J. Sep. Sci. 44, 3146-3157 (2021). HPTLC of  gallic acid (1), cinnamic acid (2), piperine (3), eugenol (4), and glycyrrhizin (5) in Divya-Swasari-Vati on silica gel with ethyl acetate - toluene - formic acid 10:9:1 for (1) to (4) and ethyl acetate - formic acid - acetic acid - water 100:10:10:23 for (5). Quantitative determination by absorbance measurement at 280 nm for (1), (2) and (4), 343 nm for (3) and 254 nm for (5). The hRF values for (1) to (5) were 31, 64, 53, 70 and 29, respectively. Linearity was between 400 and 800 µg/mL for (1), 5 and 25 µg/mL for (2), 600 and 1400 µg/mL for (3), 400 and 1200 µg/mL for (4) and 100 and 800 µg/mL for (5). Intermediate precision was below 2 % (n=18). The LOD and LOQ were 180 and 560 ng/g for (1), 3 and 10 ng/g for (2), 8 and 26 µg/g for (3), 3 and 11 µg/g for (4) and 300 and 920 ng/g for (5), respectively. Mean recovery was 96.0 % for (1), 92.3 % for (2), 94.2 % for (3), 96.2 % for (4) and 94.6 % for (5). 

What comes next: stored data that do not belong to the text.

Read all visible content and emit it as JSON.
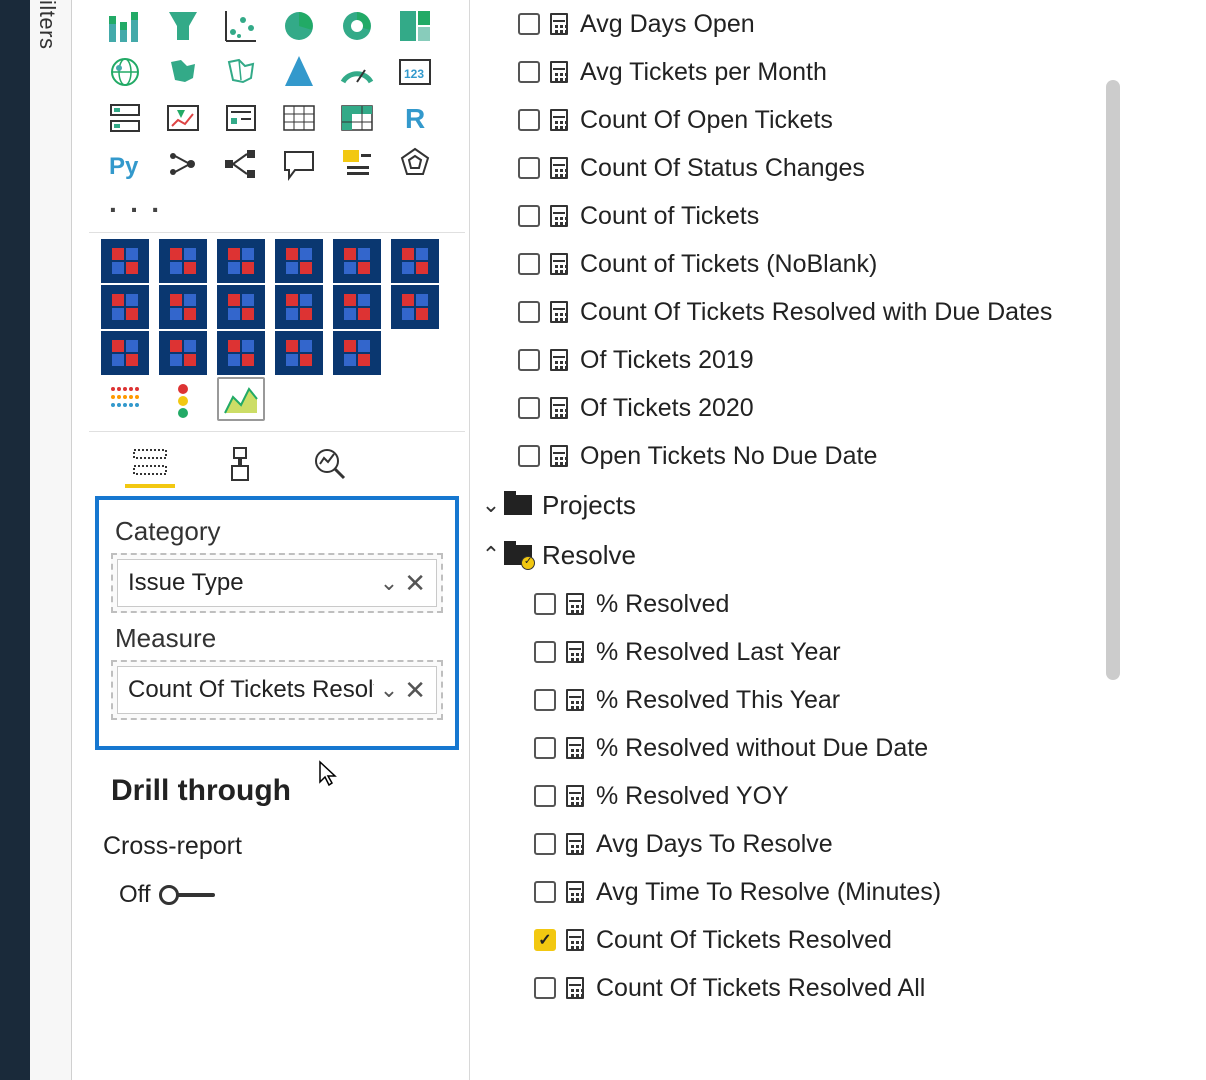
{
  "filters_label": "ilters",
  "ellipsis": "· · ·",
  "wells": {
    "category_label": "Category",
    "category_value": "Issue Type",
    "measure_label": "Measure",
    "measure_value": "Count Of Tickets Resolv"
  },
  "drill": {
    "header": "Drill through",
    "cross_report": "Cross-report",
    "toggle_state": "Off"
  },
  "fields": {
    "measures_group1": [
      "Avg Days Open",
      "Avg Tickets per Month",
      "Count Of Open Tickets",
      "Count Of Status Changes",
      "Count of Tickets",
      "Count of Tickets (NoBlank)",
      "Count Of Tickets Resolved with Due Dates",
      "Of Tickets 2019",
      "Of Tickets 2020",
      "Open Tickets No Due Date"
    ],
    "projects_label": "Projects",
    "resolve_label": "Resolve",
    "resolve_items": [
      {
        "label": "% Resolved",
        "checked": false
      },
      {
        "label": "% Resolved Last Year",
        "checked": false
      },
      {
        "label": "% Resolved This Year",
        "checked": false
      },
      {
        "label": "% Resolved without Due Date",
        "checked": false
      },
      {
        "label": "% Resolved YOY",
        "checked": false
      },
      {
        "label": "Avg Days To Resolve",
        "checked": false
      },
      {
        "label": "Avg Time To Resolve (Minutes)",
        "checked": false
      },
      {
        "label": "Count Of Tickets Resolved",
        "checked": true
      },
      {
        "label": "Count Of Tickets Resolved All",
        "checked": false
      }
    ]
  }
}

J. Ethnopharmacol. 275, 114054 (2021). HPTLC of ellagic acid in Anogeissus latifolia on silica gel with toluene - ethyl acetate - formic acid 20:5:1. Detection by spraying with anisaldehyde - sulphuric acid reagent, followed by heating at 105 °C. The hRF value for ellagic acid was 38.

Chinese J. Food & Drug 23 (5), 411-415 (2021). Dashanzha tablet is a Chinese patent medicine with the function of appetizing and digestion, used for food accumulation caused by loss of appetite, indigestion, abdominal distension. For quality control, TLC of the petroleum ether extracts on silica gel with cyclohexane - methylene dichloride - ethyl acetate - glacial acetic acid 200:50:80:1. Detection by spraying with 10 % sulfuric acid in ethanol and heating at 105 ℃ until the zones are visible in daylight. Identification by fingerprint comparison with the standard ursolic acid and the standard ingredient drug undergone the same procedure in parallel. Satisfactory results were achieved by using plates from different manufactures and under varying temperature and humidity conditions.